L'eau et le feu, le catholique conservateur et la féministe, la Bâloise et le Haut-Valaisan: ainsi pourrait être résumé le couple improbable pour l'époque formé par Iris Meyer et Peter von Roten. Une histoire qui méritait d'être mise au jour.
Pour bien des féministes d’aujourd’hui, le nom d’Iris von Roten n’évoque rien. Ce fut pourtant une combattante hors normes qui s’est battue dès les années 50-60 pour l’égalité des droits entre hommes et femmes, concernant aussi bien les droits civiques que l’égalité des salaires - toujours pas réalisée aujourd’hui en Suisse! -,pour l’éducation des enfants qu’elle souhaitait prise en charge par des professionnels extérieurs (garderies, nounous, etc.), et aussi pour le droit au plaisir des femmes!

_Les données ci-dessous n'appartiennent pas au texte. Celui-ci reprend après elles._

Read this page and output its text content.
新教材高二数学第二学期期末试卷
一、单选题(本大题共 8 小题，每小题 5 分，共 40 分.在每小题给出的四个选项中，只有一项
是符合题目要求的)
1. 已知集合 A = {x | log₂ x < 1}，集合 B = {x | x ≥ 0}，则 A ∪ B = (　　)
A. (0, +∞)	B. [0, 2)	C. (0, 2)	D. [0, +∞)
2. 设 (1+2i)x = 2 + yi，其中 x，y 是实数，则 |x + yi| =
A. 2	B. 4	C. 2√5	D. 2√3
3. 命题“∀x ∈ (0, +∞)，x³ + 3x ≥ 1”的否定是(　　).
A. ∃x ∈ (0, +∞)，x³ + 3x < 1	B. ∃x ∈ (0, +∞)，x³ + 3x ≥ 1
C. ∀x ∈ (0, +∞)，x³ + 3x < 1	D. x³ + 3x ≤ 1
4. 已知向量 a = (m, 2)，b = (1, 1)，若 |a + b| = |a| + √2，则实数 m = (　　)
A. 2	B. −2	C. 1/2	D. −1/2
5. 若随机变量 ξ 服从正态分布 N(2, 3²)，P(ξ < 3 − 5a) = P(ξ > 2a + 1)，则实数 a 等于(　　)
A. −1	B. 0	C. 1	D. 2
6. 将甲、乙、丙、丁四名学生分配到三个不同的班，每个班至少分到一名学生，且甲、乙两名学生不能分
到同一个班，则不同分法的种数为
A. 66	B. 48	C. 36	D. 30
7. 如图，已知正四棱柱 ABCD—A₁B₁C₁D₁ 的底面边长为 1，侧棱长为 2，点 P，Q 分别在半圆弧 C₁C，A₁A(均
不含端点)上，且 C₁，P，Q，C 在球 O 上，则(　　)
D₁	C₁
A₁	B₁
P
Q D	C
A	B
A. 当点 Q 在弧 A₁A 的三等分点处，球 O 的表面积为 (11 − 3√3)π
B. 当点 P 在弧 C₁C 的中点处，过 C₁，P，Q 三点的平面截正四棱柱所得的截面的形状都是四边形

Née à Bâle en 1917 dans une famille protestante, Iris Meyer choisit d’étudier le droit. Ses études la mènent à Berne où elle rencontre Peter von Roten, intellectuel valaisan descendant d’une famille noble élevé dans des principes rigides, qui deviendra son mari après avoir dûment accepté qu’elle ne se convertisse pas au catholicisme ni ne s’occupe du ménage. Elle arrive avec ses idées frondeuses et son caractère bien trempé en plein Haut-Valais ultra-conservateur qui estime que «la vache doit rester à l’écurie et se laisser traire»...

En 1957, elle écrit un livre de plus de 500 pages, Femmes dans un parc pour bébés, qui lui attire les plus virulentes critiques et la marginalise radicalement. Son mari, entré très jeune en politique et qui préside le Grand Conseil valaisan, la soutient contre vents et marées, acceptant même sa fuite d’un an en Amérique où elle choisit de parfaire sa formation, de vivre sa vie et d’explorer sa sexualité. Devenu le plus jeune conseiller national du pays, Peter von Roten militera activement pour le droit de vote des femmes qui n’entrera en vigueur qu’en 1971!

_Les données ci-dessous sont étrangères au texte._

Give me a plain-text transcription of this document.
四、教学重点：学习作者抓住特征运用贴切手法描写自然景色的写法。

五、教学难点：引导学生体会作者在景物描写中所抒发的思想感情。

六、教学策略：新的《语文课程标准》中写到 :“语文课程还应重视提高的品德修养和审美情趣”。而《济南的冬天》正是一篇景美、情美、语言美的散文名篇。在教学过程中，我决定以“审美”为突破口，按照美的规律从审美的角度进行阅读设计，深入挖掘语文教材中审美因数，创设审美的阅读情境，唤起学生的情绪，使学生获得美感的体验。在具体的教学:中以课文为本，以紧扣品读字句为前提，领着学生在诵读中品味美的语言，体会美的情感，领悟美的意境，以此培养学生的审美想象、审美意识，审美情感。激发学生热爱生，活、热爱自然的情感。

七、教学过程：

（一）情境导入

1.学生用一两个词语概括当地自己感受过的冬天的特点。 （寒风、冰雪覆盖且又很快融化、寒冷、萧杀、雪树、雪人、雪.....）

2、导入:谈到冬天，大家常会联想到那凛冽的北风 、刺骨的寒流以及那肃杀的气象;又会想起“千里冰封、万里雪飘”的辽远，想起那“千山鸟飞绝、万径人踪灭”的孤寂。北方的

Le cinéaste Werner Schweizer a choisi de raconter ce parcours exceptionnel, se basant sur le livre de l’historien Wilfried Meichtry et l’épaisse correspondance – plus de 1'500 lettres - que les deux amoureux ont échangée. Il mêle très judicieusement fiction tournée avec des acteurs, images d’archives, photographies et vidéos de famille, et témoignages, notamment celui d’une amie d’Iris mais aussi celui de sa belle-sœur, et surtout celui de sa fille, qui explique comment elle a vécu dans l’enfance son fréquent placement en famille d’accueil ou en internat. Werner Schweizer a aussi recueilli les confidences de l’ancienne secrétaire d’Iris von Roten, qui ne la comprenait pas toujours et la désapprouvait secrètement, et celui de Maurice Chappaz qui l’a bien connue.

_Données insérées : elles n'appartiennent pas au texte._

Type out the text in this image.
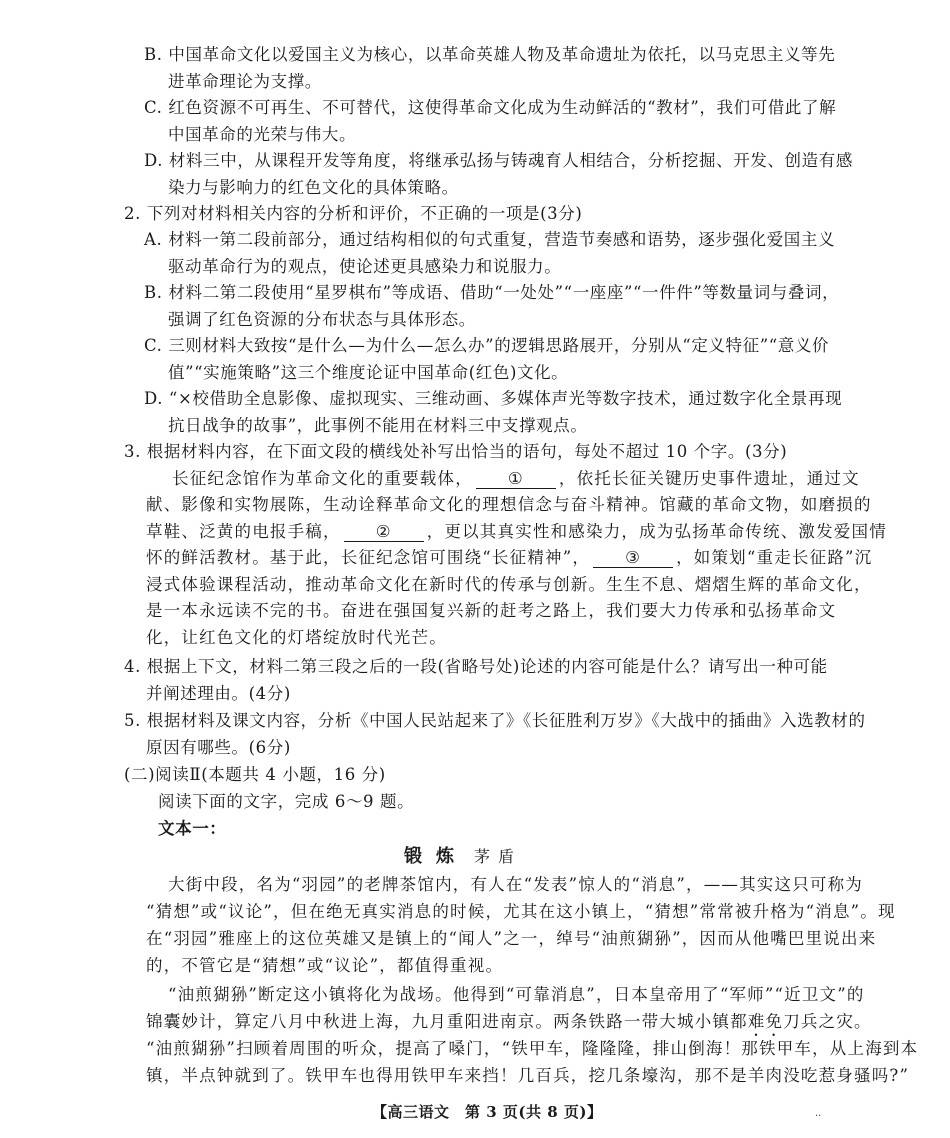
B. 中国革命文化以爱国主义为核心，以革命英雄人物及革命遗址为依托，以马克思主义等先
进革命理论为支撑。
C. 红色资源不可再生、不可替代，这使得革命文化成为生动鲜活的“教材”，我们可借此了解
中国革命的光荣与伟大。
D. 材料三中，从课程开发等角度，将继承弘扬与铸魂育人相结合，分析挖掘、开发、创造有感
染力与影响力的红色文化的具体策略。
2. 下列对材料相关内容的分析和评价，不正确的一项是(3分)
A. 材料一第二段前部分，通过结构相似的句式重复，营造节奏感和语势，逐步强化爱国主义
驱动革命行为的观点，使论述更具感染力和说服力。
B. 材料二第二段使用“星罗棋布”等成语、借助“一处处”“一座座”“一件件”等数量词与叠词，
强调了红色资源的分布状态与具体形态。
C. 三则材料大致按“是什么—为什么—怎么办”的逻辑思路展开，分别从“定义特征”“意义价
值”“实施策略”这三个维度论证中国革命(红色)文化。
D. “×校借助全息影像、虚拟现实、三维动画、多媒体声光等数字技术，通过数字化全景再现
抗日战争的故事”，此事例不能用在材料三中支撑观点。
3. 根据材料内容，在下面文段的横线处补写出恰当的语句，每处不超过 10 个字。(3分)
长征纪念馆作为革命文化的重要载体， ① ，依托长征关键历史事件遗址，通过文
献、影像和实物展陈，生动诠释革命文化的理想信念与奋斗精神。馆藏的革命文物，如磨损的
草鞋、泛黄的电报手稿， ② ，更以其真实性和感染力，成为弘扬革命传统、激发爱国情
怀的鲜活教材。基于此，长征纪念馆可围绕“长征精神”， ③ ，如策划“重走长征路”沉
浸式体验课程活动，推动革命文化在新时代的传承与创新。生生不息、熠熠生辉的革命文化，
是一本永远读不完的书。奋进在强国复兴新的赶考之路上，我们要大力传承和弘扬革命文
化，让红色文化的灯塔绽放时代光芒。
4. 根据上下文，材料二第三段之后的一段(省略号处)论述的内容可能是什么？请写出一种可能
并阐述理由。(4分)
5. 根据材料及课文内容，分析《中国人民站起来了》《长征胜利万岁》《大战中的插曲》入选教材的
原因有哪些。(6分)
(二)阅读Ⅱ(本题共 4 小题，16 分)
阅读下面的文字，完成 6～9 题。
文本一：
锻炼 茅盾
大街中段，名为“羽园”的老牌茶馆内，有人在“发表”惊人的“消息”，——其实这只可称为
“猜想”或“议论”，但在绝无真实消息的时候，尤其在这小镇上，“猜想”常常被升格为“消息”。现
在“羽园”雅座上的这位英雄又是镇上的“闻人”之一，绰号“油煎猢狲”，因而从他嘴巴里说出来
的，不管它是“猜想”或“议论”，都值得重视。
“油煎猢狲”断定这小镇将化为战场。他得到“可靠消息”，日本皇帝用了“军师”“近卫文”的
锦囊妙计，算定八月中秋进上海，九月重阳进南京。两条铁路一带大城小镇都难免刀兵之灾。
“油煎猢狲”扫顾着周围的听众，提高了嗓门，“铁甲车，隆隆隆，排山倒海！那铁甲车，从上海到本
镇，半点钟就到了。铁甲车也得用铁甲车来挡！几百兵，挖几条壕沟，那不是羊肉没吃惹身骚吗?”
【高三语文　第 3 页(共 8 页)】	..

L’actrice Mona Petri (qui interprète Iris, tandis que Fabian Krüger incarne Peter) a su avec justesse restituer le caractère audacieux et difficile de son personnage, à la fois insupportable, parfois arrogant, vulnérable mais solide et résistant aux critiques et aux blessures. On éprouve de l’admiration pour une telle ténacité et pour la justesse de ses combats, quand bien même on ne se sent pas vraiment en empathie avec elle. Le film est une inestimable leçon d’histoire qui restitue à un couple exceptionnel son combat pour des changements de société qui semblent aujourd’hui mieux acceptés, voire pour certains même entrés dans les mœurs, notamment à la suite des mouvements féministes et libertaires des années 1970 qui ont repris sans le savoir les idées de la pionnière Iris von Roten tout en les rendant moins radicales. Le film à coup sûr fait réfléchir sur des problématiques toujours d’actualité, et pour lesquelles il n’y a pas de réponses stéréotypées.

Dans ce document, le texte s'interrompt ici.